The coefficient \(2\) for \(\mathrm{NH_3}\) must be compared with the coefficient \(1\) for \(\mathrm{N_2}\).
320. For the reaction \(2\mathrm{H_2}+\mathrm{O_2}\rightarrow2\mathrm{H_2O}\), the amount of \(\mathrm{O_2}\) needed to react exactly with \(5.0\,mol\) of \(\mathrm{H_2}\) is:
ⓐ. \(5.0\,mol\)
ⓑ. \(7.5\,mol\)
ⓒ. \(10.0\,mol\)
ⓓ. \(2.5\,mol\)
Correct Answer: \(2.5\,mol\)
Explanation: \( \textbf{Balanced equation:} \) \(2\mathrm{H_2}+\mathrm{O_2}\rightarrow2\mathrm{H_2O}\).

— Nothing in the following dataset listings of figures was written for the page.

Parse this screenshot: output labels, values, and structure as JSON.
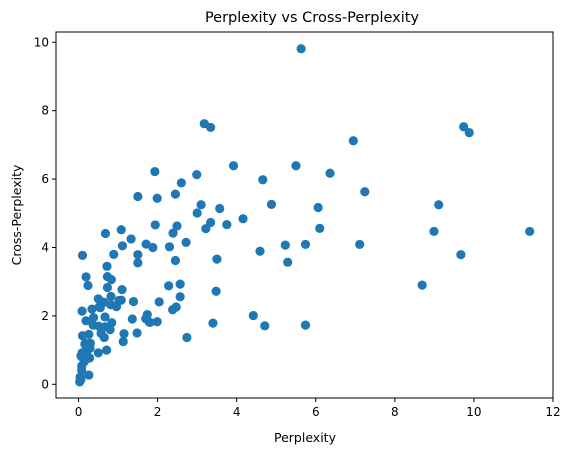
{
  "chart_data": {
    "type": "scatter",
    "title": "Perplexity vs Cross-Perplexity",
    "xlabel": "Perplexity",
    "ylabel": "Cross-Perplexity",
    "xlim": [
      -0.57,
      12.0
    ],
    "ylim": [
      -0.4,
      10.3
    ],
    "xticks": [
      0,
      2,
      4,
      6,
      8,
      10,
      12
    ],
    "yticks": [
      0,
      2,
      4,
      6,
      8,
      10
    ],
    "grid": false,
    "marker_color": "#1f77b4",
    "points": [
      [
        5.63,
        9.81
      ],
      [
        3.18,
        7.62
      ],
      [
        3.34,
        7.51
      ],
      [
        9.74,
        7.53
      ],
      [
        9.88,
        7.36
      ],
      [
        6.95,
        7.12
      ],
      [
        1.93,
        6.22
      ],
      [
        3.92,
        6.39
      ],
      [
        5.5,
        6.39
      ],
      [
        2.99,
        6.13
      ],
      [
        6.36,
        6.17
      ],
      [
        2.6,
        5.89
      ],
      [
        4.66,
        5.98
      ],
      [
        1.5,
        5.49
      ],
      [
        1.99,
        5.44
      ],
      [
        2.45,
        5.56
      ],
      [
        7.24,
        5.63
      ],
      [
        3.1,
        5.25
      ],
      [
        3.57,
        5.14
      ],
      [
        3.0,
        5.01
      ],
      [
        4.88,
        5.26
      ],
      [
        9.11,
        5.25
      ],
      [
        6.06,
        5.17
      ],
      [
        1.08,
        4.52
      ],
      [
        1.94,
        4.66
      ],
      [
        2.39,
        4.42
      ],
      [
        2.49,
        4.63
      ],
      [
        3.34,
        4.73
      ],
      [
        3.22,
        4.55
      ],
      [
        4.16,
        4.84
      ],
      [
        3.75,
        4.67
      ],
      [
        6.1,
        4.56
      ],
      [
        0.68,
        4.41
      ],
      [
        1.33,
        4.25
      ],
      [
        2.3,
        4.02
      ],
      [
        2.72,
        4.15
      ],
      [
        1.11,
        4.05
      ],
      [
        1.71,
        4.1
      ],
      [
        1.88,
        4.0
      ],
      [
        4.59,
        3.89
      ],
      [
        5.23,
        4.07
      ],
      [
        5.74,
        4.09
      ],
      [
        7.11,
        4.09
      ],
      [
        8.99,
        4.47
      ],
      [
        11.41,
        4.47
      ],
      [
        0.1,
        3.77
      ],
      [
        0.89,
        3.8
      ],
      [
        1.5,
        3.79
      ],
      [
        1.5,
        3.55
      ],
      [
        2.45,
        3.62
      ],
      [
        3.5,
        3.66
      ],
      [
        5.29,
        3.57
      ],
      [
        9.67,
        3.79
      ],
      [
        0.72,
        3.45
      ],
      [
        0.19,
        3.14
      ],
      [
        0.73,
        3.15
      ],
      [
        0.83,
        3.06
      ],
      [
        0.24,
        2.89
      ],
      [
        0.73,
        2.83
      ],
      [
        1.1,
        2.77
      ],
      [
        2.28,
        2.88
      ],
      [
        2.57,
        2.93
      ],
      [
        1.08,
        2.46
      ],
      [
        1.02,
        2.45
      ],
      [
        0.5,
        2.5
      ],
      [
        0.64,
        2.4
      ],
      [
        0.82,
        2.57
      ],
      [
        0.52,
        2.26
      ],
      [
        0.81,
        2.33
      ],
      [
        1.39,
        2.42
      ],
      [
        2.04,
        2.41
      ],
      [
        2.57,
        2.56
      ],
      [
        3.48,
        2.72
      ],
      [
        8.69,
        2.9
      ],
      [
        0.09,
        2.14
      ],
      [
        0.34,
        2.2
      ],
      [
        0.55,
        2.24
      ],
      [
        0.96,
        2.27
      ],
      [
        2.38,
        2.18
      ],
      [
        2.47,
        2.26
      ],
      [
        0.38,
        1.95
      ],
      [
        0.67,
        1.97
      ],
      [
        0.19,
        1.86
      ],
      [
        0.37,
        1.73
      ],
      [
        0.51,
        1.7
      ],
      [
        0.67,
        1.68
      ],
      [
        0.84,
        1.8
      ],
      [
        0.8,
        1.6
      ],
      [
        1.36,
        1.91
      ],
      [
        1.74,
        2.04
      ],
      [
        1.79,
        1.82
      ],
      [
        1.7,
        1.92
      ],
      [
        1.99,
        1.83
      ],
      [
        1.81,
        1.81
      ],
      [
        0.26,
        1.46
      ],
      [
        0.57,
        1.49
      ],
      [
        1.15,
        1.48
      ],
      [
        1.48,
        1.5
      ],
      [
        0.1,
        1.42
      ],
      [
        0.65,
        1.37
      ],
      [
        1.13,
        1.25
      ],
      [
        2.74,
        1.37
      ],
      [
        3.4,
        1.79
      ],
      [
        4.42,
        2.01
      ],
      [
        4.71,
        1.71
      ],
      [
        5.74,
        1.73
      ],
      [
        0.17,
        1.2
      ],
      [
        0.27,
        1.1
      ],
      [
        0.16,
        1.17
      ],
      [
        0.3,
        1.2
      ],
      [
        0.2,
        1.04
      ],
      [
        0.29,
        1.05
      ],
      [
        0.71,
        1.0
      ],
      [
        0.5,
        0.92
      ],
      [
        0.09,
        0.92
      ],
      [
        0.2,
        0.88
      ],
      [
        0.28,
        0.77
      ],
      [
        0.1,
        0.78
      ],
      [
        0.15,
        0.67
      ],
      [
        0.06,
        0.83
      ],
      [
        0.08,
        0.54
      ],
      [
        0.08,
        0.41
      ],
      [
        0.04,
        0.21
      ],
      [
        0.06,
        0.14
      ],
      [
        0.03,
        0.07
      ],
      [
        0.26,
        0.27
      ]
    ]
  }
}
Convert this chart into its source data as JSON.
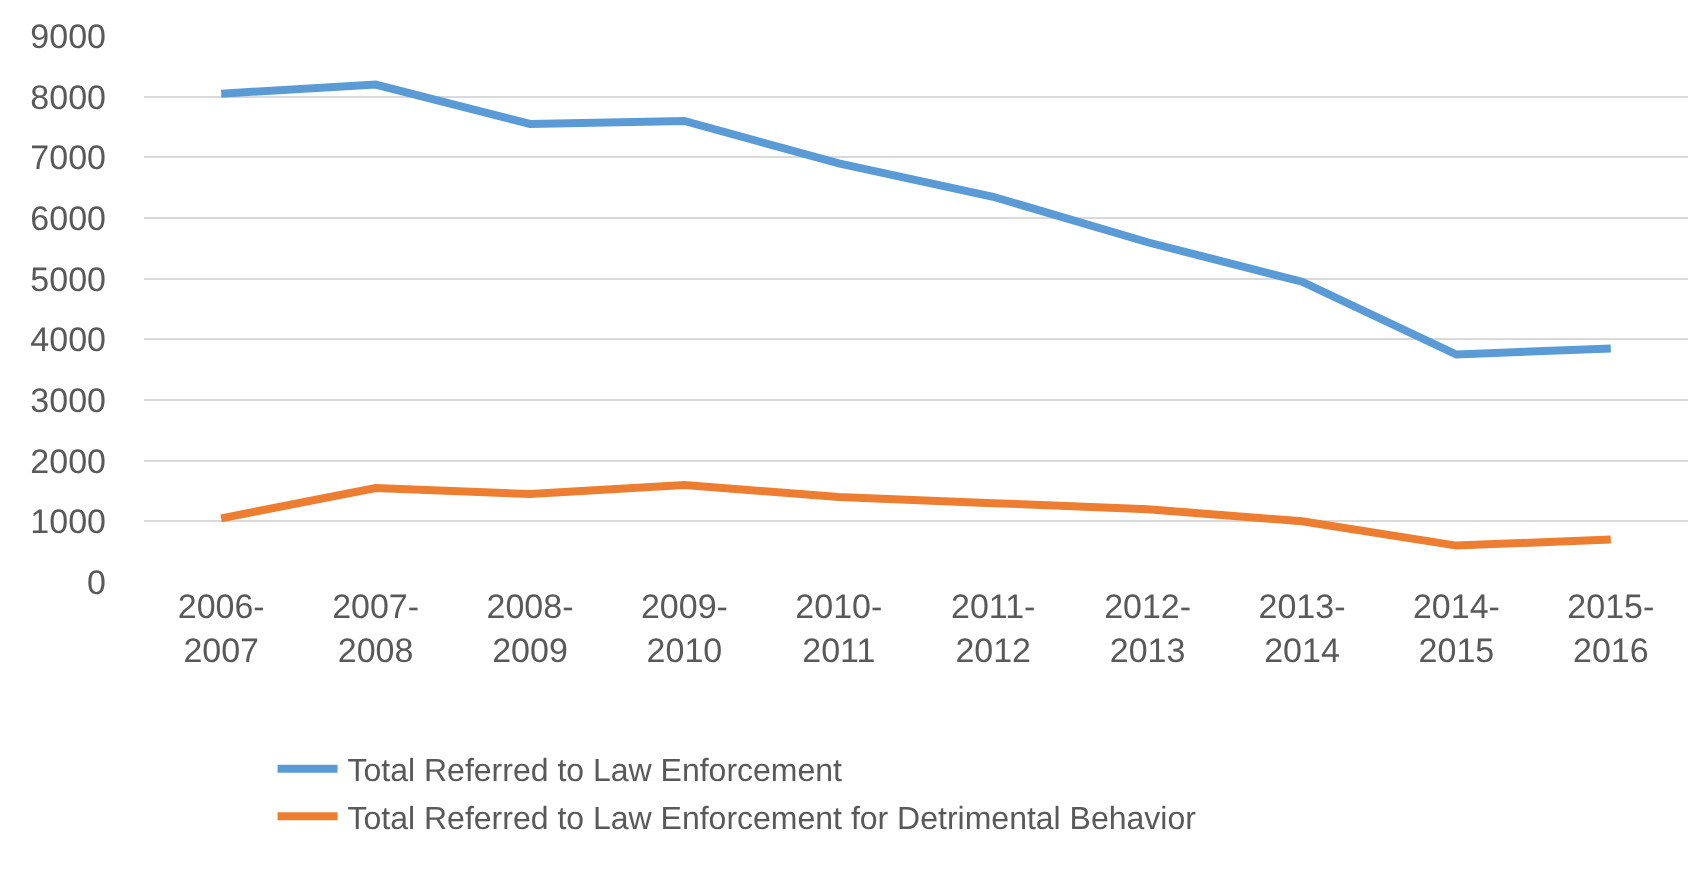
{
  "chart_data": {
    "type": "line",
    "categories": [
      "2006-2007",
      "2007-2008",
      "2008-2009",
      "2009-2010",
      "2010-2011",
      "2011-2012",
      "2012-2013",
      "2013-2014",
      "2014-2015",
      "2015-2016"
    ],
    "series": [
      {
        "name": "Total Referred to Law Enforcement",
        "color": "#5b9bd5",
        "values": [
          8050,
          8200,
          7550,
          7600,
          6900,
          6350,
          5600,
          4950,
          3750,
          3850
        ]
      },
      {
        "name": "Total Referred to Law Enforcement for Detrimental Behavior",
        "color": "#ed7d31",
        "values": [
          1050,
          1550,
          1450,
          1600,
          1400,
          1300,
          1200,
          1000,
          600,
          700
        ]
      }
    ],
    "ylim": [
      0,
      9000
    ],
    "yticks": [
      0,
      1000,
      2000,
      3000,
      4000,
      5000,
      6000,
      7000,
      8000,
      9000
    ],
    "grid": "y",
    "legend": "bottom left",
    "marker": "none",
    "line_style": "solid"
  }
}
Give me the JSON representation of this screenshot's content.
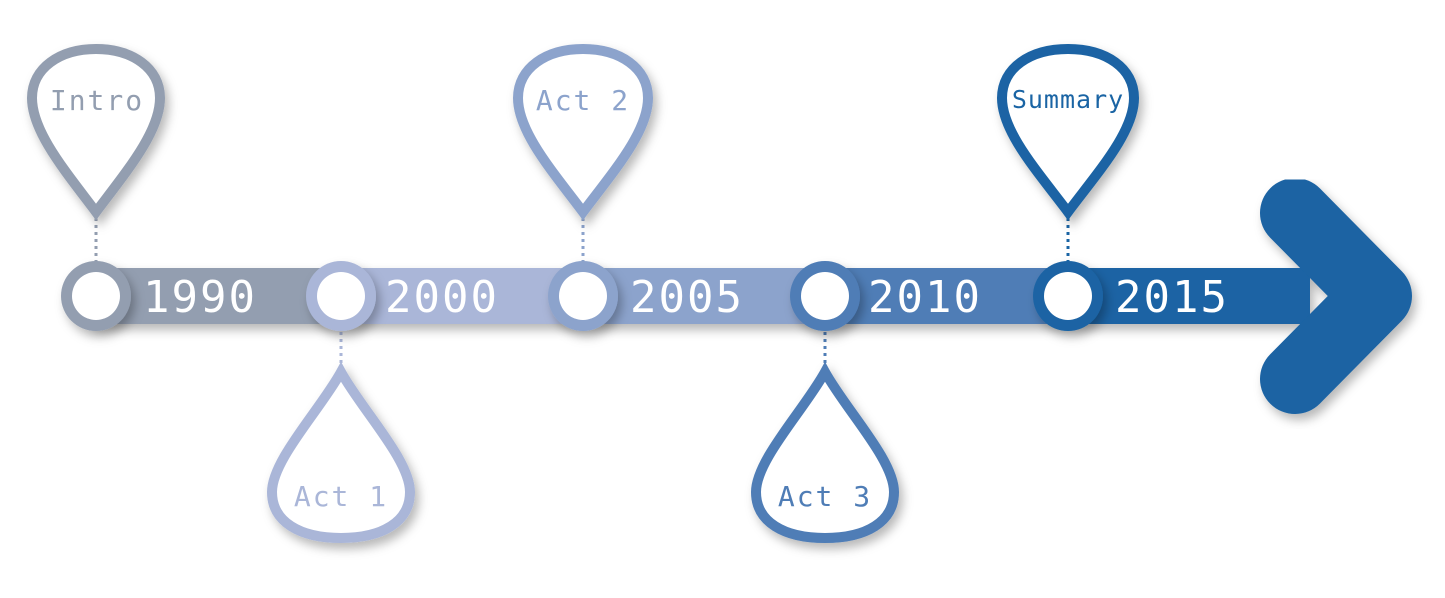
{
  "milestones": [
    {
      "year": "1990",
      "label": "Intro",
      "color": "#939eb0"
    },
    {
      "year": "2000",
      "label": "Act 1",
      "color": "#aab6d8"
    },
    {
      "year": "2005",
      "label": "Act 2",
      "color": "#8ca3cc"
    },
    {
      "year": "2010",
      "label": "Act 3",
      "color": "#4f7db6"
    },
    {
      "year": "2015",
      "label": "Summary",
      "color": "#1a64a4"
    }
  ],
  "colors": {
    "arrow": "#1b63a3",
    "background": "#ffffff"
  }
}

\( \textbf{Given amount:} \) \(5.0\,mol\) of \(\mathrm{H_2}\).
\( \textbf{Required quantity:} \) moles of \(\mathrm{O_2}\).
\( \textbf{Mole ratio from equation:} \)
\[
2\,mol\ \mathrm{H_2}:1\,mol\ \mathrm{O_2}
\]
\( \textbf{Set up conversion:} \)
\[
5.0\,mol\ \mathrm{H_2}\times\frac{1\,mol\ \mathrm{O_2}}{2\,mol\ \mathrm{H_2}}
\]
\( \textbf{Calculation:} \)
\[
n_{\mathrm{O_2}}=2.5\,mol
\]
\( \textbf{Final answer:} \) \(2.5\,mol\) of \(\mathrm{O_2}\) is required.
The oxygen coefficient is half the hydrogen coefficient, so oxygen moles are half the hydrogen moles for exact reaction.